Identifying and actively working on the types of things mentioned above, no matter what stage of your education you’re at, will never be a waste. Developing your leadership skills and actively working to become more diligent? Highly transferable!
Hopefully we’ve given you some ideas on how best to get started.
What Are the Most Important Soft and Hard Skills of a Doctor?
It’s clearly important for doctors to have a good mix of soft and hard skills but deciding which are the most important is tough. Different circumstances call for different skills. And doctors in different specialisms need to have different things in their toolkits.
A GP obviously won’t need the hard skills of a surgeon (to operate etc.), while the surgeon probably won’t need to be as strong as a communicator. As a prospective student thinking about these things beforehand, it’s probably best to focus on broadening your soft skills as much as you can first. Picking up the harder skills comes later in your career (specialist training etc).
What Are the Key Responsibilities of a Doctor?
A doctor’s key responsibility, before everything else, is to their patient. Meeting their needs and doing whatevers best to help solve their problems is fundamental. That’s why learning how to prioritize is another one of the best skills students training to become doctors should focus on.
What Are the Best Personal Characteristics, Interests and Abilities of a Doctor?
Here’s what we feel are the best picks:
- Friendly and warm, openly receptive to new people and patients
- Conscientious; tightly focused on the small details that make the big difference
- Wide interests across culture, sports and society; to help better connect with patients and colleagues
- Analytical abilities; not just in diagnosis but also the ability to read people’s body language and situations (and then act optimally)
What Is the Best Way To Describe Skills on a Medical CV or Resume?

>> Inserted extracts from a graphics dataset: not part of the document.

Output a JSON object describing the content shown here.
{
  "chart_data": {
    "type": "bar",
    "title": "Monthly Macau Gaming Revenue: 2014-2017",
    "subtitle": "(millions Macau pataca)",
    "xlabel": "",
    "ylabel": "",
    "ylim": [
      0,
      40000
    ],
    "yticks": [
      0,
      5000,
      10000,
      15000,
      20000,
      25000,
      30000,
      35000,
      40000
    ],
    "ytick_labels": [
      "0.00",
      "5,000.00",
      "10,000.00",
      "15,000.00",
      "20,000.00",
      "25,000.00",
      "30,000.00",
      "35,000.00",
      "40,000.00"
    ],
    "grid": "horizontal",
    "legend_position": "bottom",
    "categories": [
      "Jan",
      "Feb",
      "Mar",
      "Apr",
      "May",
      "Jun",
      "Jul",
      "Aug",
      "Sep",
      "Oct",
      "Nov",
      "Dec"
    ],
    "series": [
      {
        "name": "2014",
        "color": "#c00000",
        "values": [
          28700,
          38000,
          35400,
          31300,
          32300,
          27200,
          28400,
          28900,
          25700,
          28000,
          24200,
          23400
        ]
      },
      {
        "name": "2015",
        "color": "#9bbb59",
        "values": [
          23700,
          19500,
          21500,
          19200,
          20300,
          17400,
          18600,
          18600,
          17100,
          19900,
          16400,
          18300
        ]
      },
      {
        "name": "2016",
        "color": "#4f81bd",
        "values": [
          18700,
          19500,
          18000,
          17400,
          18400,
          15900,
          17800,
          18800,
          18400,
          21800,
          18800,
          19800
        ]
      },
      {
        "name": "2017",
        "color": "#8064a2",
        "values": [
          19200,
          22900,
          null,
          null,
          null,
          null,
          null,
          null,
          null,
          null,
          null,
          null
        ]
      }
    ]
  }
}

We believe medical CV’s or resumes should be brief but impactful. You should focus on detailing the most impressive things from your academic and extracurricular career only. This communicates confidence, eliminates any fluff and ensures nobody’s time is wasted.

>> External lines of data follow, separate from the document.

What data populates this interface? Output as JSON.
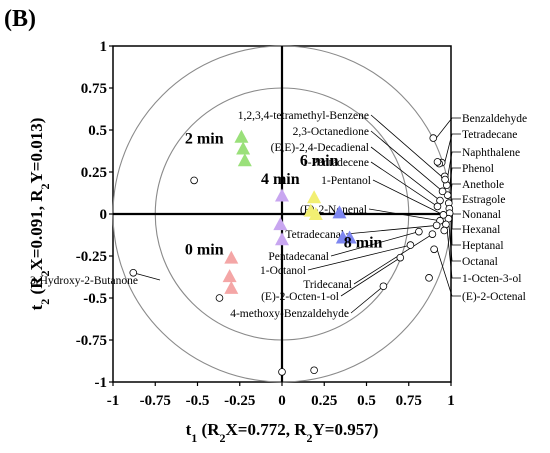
{
  "panel_label": "(B)",
  "chart_data": {
    "type": "scatter",
    "panel": "(B)",
    "xlabel": "t1 (R2X=0.772, R2Y=0.957)",
    "xlabel_parts": {
      "main": "t",
      "sub": "1",
      "rest_open": " (R",
      "rest_sub": "2",
      "rest_mid": "X=0.772, R",
      "rest_sub2": "2",
      "rest_end": "Y=0.957)"
    },
    "ylabel": "t2 (R2X=0.091, R2Y=0.013)",
    "ylabel_parts": {
      "main": "t",
      "sub": "2",
      "rest_open": " (R",
      "rest_sub": "2",
      "rest_mid": "X=0.091, R",
      "rest_sub2": "2",
      "rest_end": "Y=0.013)"
    },
    "xlim": [
      -1,
      1
    ],
    "ylim": [
      -1,
      1
    ],
    "x_ticks": [
      "-1",
      "-0.75",
      "-0.5",
      "-0.25",
      "0",
      "0.25",
      "0.5",
      "0.75",
      "1"
    ],
    "x_tick_values": [
      -1,
      -0.75,
      -0.5,
      -0.25,
      0,
      0.25,
      0.5,
      0.75,
      1
    ],
    "y_ticks": [
      "1",
      "0.75",
      "0.5",
      "0.25",
      "0",
      "-0.25",
      "-0.5",
      "-0.75",
      "-1"
    ],
    "y_tick_values": [
      1,
      0.75,
      0.5,
      0.25,
      0,
      -0.25,
      -0.5,
      -0.75,
      -1
    ],
    "ellipses": [
      {
        "radius": 1.0
      },
      {
        "radius": 0.75
      }
    ],
    "time_groups": [
      {
        "label": "0 min",
        "color": "#f4a6a6",
        "points": [
          [
            -0.3,
            -0.26
          ],
          [
            -0.31,
            -0.37
          ],
          [
            -0.3,
            -0.44
          ]
        ],
        "label_at": [
          -0.46,
          -0.24
        ]
      },
      {
        "label": "2 min",
        "color": "#9ae07a",
        "points": [
          [
            -0.24,
            0.46
          ],
          [
            -0.23,
            0.39
          ],
          [
            -0.22,
            0.32
          ]
        ],
        "label_at": [
          -0.46,
          0.42
        ]
      },
      {
        "label": "4 min",
        "color": "#c8a6f0",
        "points": [
          [
            0.0,
            0.11
          ],
          [
            -0.01,
            -0.06
          ],
          [
            0.0,
            -0.15
          ]
        ],
        "label_at": [
          -0.01,
          0.18
        ]
      },
      {
        "label": "6 min",
        "color": "#f2ef72",
        "points": [
          [
            0.19,
            0.1
          ],
          [
            0.17,
            0.02
          ],
          [
            0.2,
            0.0
          ]
        ],
        "label_at": [
          0.22,
          0.29
        ]
      },
      {
        "label": "8 min",
        "color": "#7d86f0",
        "points": [
          [
            0.34,
            0.01
          ],
          [
            0.36,
            -0.14
          ],
          [
            0.4,
            -0.14
          ]
        ],
        "label_at": [
          0.48,
          -0.2
        ]
      }
    ],
    "variables": [
      {
        "label": "Benzaldehyde",
        "x": 0.895,
        "y": 0.452
      },
      {
        "label": "Tetradecane",
        "x": 0.945,
        "y": 0.306
      },
      {
        "label": "Naphthalene",
        "x": 0.963,
        "y": 0.224
      },
      {
        "label": "Phenol",
        "x": 0.975,
        "y": 0.172
      },
      {
        "label": "Anethole",
        "x": 0.98,
        "y": 0.112
      },
      {
        "label": "Estragole",
        "x": 0.987,
        "y": 0.065
      },
      {
        "label": "Nonanal",
        "x": 0.99,
        "y": 0.032
      },
      {
        "label": "Hexanal",
        "x": 0.992,
        "y": 0.005
      },
      {
        "label": "Heptanal",
        "x": 0.985,
        "y": -0.028
      },
      {
        "label": "Octanal",
        "x": 0.97,
        "y": -0.062
      },
      {
        "label": "1-Octen-3-ol",
        "x": 0.96,
        "y": -0.098
      },
      {
        "label": "(E)-2-Octenal",
        "x": 0.9,
        "y": -0.21
      },
      {
        "label": "1,2,3,4-tetramethyl-Benzene",
        "x": 0.965,
        "y": 0.205
      },
      {
        "label": "2,3-Octanedione",
        "x": 0.95,
        "y": 0.135
      },
      {
        "label": "(E,E)-2,4-Decadienal",
        "x": 0.935,
        "y": 0.08
      },
      {
        "label": "1-Pentadecene",
        "x": 0.92,
        "y": 0.045
      },
      {
        "label": "1-Pentanol",
        "x": 0.955,
        "y": -0.005
      },
      {
        "label": "(E)-2-Nonenal",
        "x": 0.935,
        "y": -0.04
      },
      {
        "label": "Tetradecanal",
        "x": 0.915,
        "y": -0.068
      },
      {
        "label": "Pentadecanal",
        "x": 0.81,
        "y": -0.105
      },
      {
        "label": "1-Octanol",
        "x": 0.76,
        "y": -0.185
      },
      {
        "label": "Tridecanal",
        "x": 0.89,
        "y": -0.12
      },
      {
        "label": "(E)-2-Octen-1-ol",
        "x": 0.7,
        "y": -0.26
      },
      {
        "label": "4-methoxy-Benzaldehyde",
        "x": 0.6,
        "y": -0.43
      },
      {
        "label": "3-Hydroxy-2-Butanone",
        "x": -0.88,
        "y": -0.35
      }
    ],
    "extra_points": [
      [
        0.93,
        0.3
      ],
      [
        0.92,
        0.31
      ],
      [
        -0.52,
        0.2
      ],
      [
        -0.37,
        -0.5
      ],
      [
        0.0,
        -0.94
      ],
      [
        0.19,
        -0.93
      ],
      [
        0.87,
        -0.38
      ]
    ]
  }
}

Here are a couple other general rules:
- Always tailor your CV/resume to the job at hand. Read the description carefully and look up the hiring team. Think about relevancy and the reason why you’re choosing to select specific pieces of information.
- If you’re relatively inexperienced, talk about how you developed these skills (the types of things we’ve talked about above) throughout your time in med school (and beyond). What activities did you pursue that showed your commitment to develop new skills?